6. Develop a brand (name, logo, hashtag, etc.) that people can identify with. The #KeepFSUSafe slogan gives something for the campus to rally around. Other examples are BeHokieReady at Virginia Tech, VCU RamReady at Virginia Commonwealth.
7. Social media is by nature social. It cannot be used effectively as a one-way message delivery platform. You need to solicit engagement and interaction with your followers. Develop a personality for your brand that your followers can associate with. Develop a sense of trust in the personality and the brand.
8. Provide regular useful but pertinent content. Don’t post just anything for the sake of filling dead air.
9. Link to trusted third-party content providers (National Weather Service, local media and community partners). Show that you are a team.
10. Images, informative graphics and videos capture people’s attention and generate more engagement than a plain text post.
11. Realize that each social media platform operates differently. You can post a lot more text on Facebook than you can on Twitter.
12. While directly linking your social media accounts to automatically cross-post makes things easier, make sure the subsequent posts look right and make sense.
13. Plan out your sites ahead of time and create guidelines for use. How often will you post information? What type of information will be posted? Who has authority and ability to post info? It’s best to give several people the ability to post, but strong communication is important to make sure information isn’t duplicated and you have a consistent presence.
14. Create short and easy-to-remember profile names, if possible.
15. Keep messages brief.
16. Avoid competitions that focus simply on grubbing for more followers. Social media users tend to look at begging for followers with disdain. Find creative ways to solicit more followers without resorting to direct begging.
17. Rather than focusing on just user populations, make sure you include metrics that measure their levels of engagement (likes, comments, shares, favorites, mentions, retweets, etc.)
19. Confining the competition to a short period of time reduces the risk of alienating your users with the potential of perceived excessive spam.
20. Find an event or cause to rally around, such as a major sports rivalry or post-season games, Campus Safety Week, Severe Weather Awareness Week or National Preparedness month.
21. Coordinate with other offices on and off campus that have a strong social media presence to help promote your sites and the competition.
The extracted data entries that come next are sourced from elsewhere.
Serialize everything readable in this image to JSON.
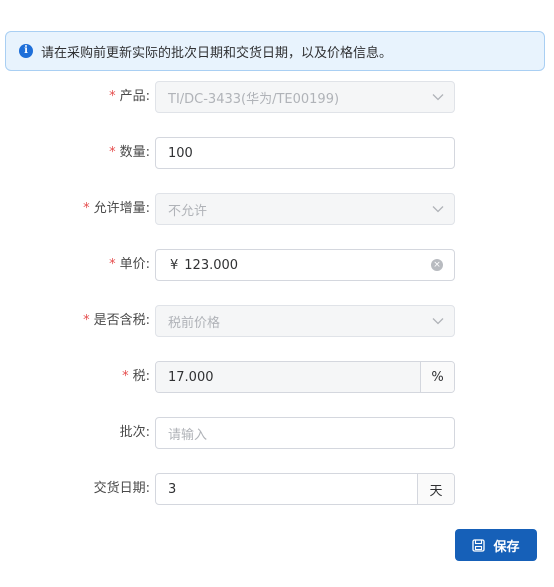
{
  "alert": {
    "icon": "info-icon",
    "text": "请在采购前更新实际的批次日期和交货日期，以及价格信息。"
  },
  "form": {
    "product": {
      "label": "产品:",
      "required": true,
      "value": "TI/DC-3433(华为/TE00199)",
      "disabled": true
    },
    "quantity": {
      "label": "数量:",
      "required": true,
      "value": "100"
    },
    "allow_increase": {
      "label": "允许增量:",
      "required": true,
      "value": "不允许",
      "disabled": true
    },
    "unit_price": {
      "label": "单价:",
      "required": true,
      "prefix": "¥",
      "value": "123.000"
    },
    "tax_included": {
      "label": "是否含税:",
      "required": true,
      "value": "税前价格",
      "disabled": true
    },
    "tax": {
      "label": "税:",
      "required": true,
      "value": "17.000",
      "suffix": "%",
      "disabled": true
    },
    "batch": {
      "label": "批次:",
      "required": false,
      "placeholder": "请输入"
    },
    "delivery_date": {
      "label": "交货日期:",
      "required": false,
      "value": "3",
      "suffix": "天"
    }
  },
  "required_mark": "*",
  "save_button": {
    "label": "保存",
    "icon": "save-icon"
  },
  "colors": {
    "primary": "#1660b8",
    "alert_bg": "#e8f3fd",
    "alert_border": "#a9cff3",
    "required": "#e54b4b"
  }
}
22. Consider assembling a working group of social media managers to provide advice and guidance. Be sure to include student advisers.
23. Make sure that the data providers for your metrics support the granularity of your competition. For example, if it finishes at 8:00p.m., but the data is aggregated daily, you may get inaccurate numbers. Some data providers are not “real-time” and report delayed data. Furthermore, if the statistics are dependent on human capture (e.g. screen capture), it opens the door to errors. Begin and end your competition using milestones clearly substantiated by your data providers. This may mean waiting up to 24 hours to declare a winner.
Andrew Altizer is Georgia Tech’s director of emergency preparedness; Dave Bujak is FSU’s director of emergency management; Steve Harris is the director of homeland security and emergency management at the University of Georgia; Jennifer Mattingly is an emergency preparedness coordinator for Georgia Tech; and Susan McCallister is Auburn’s associate director of public safety information and education.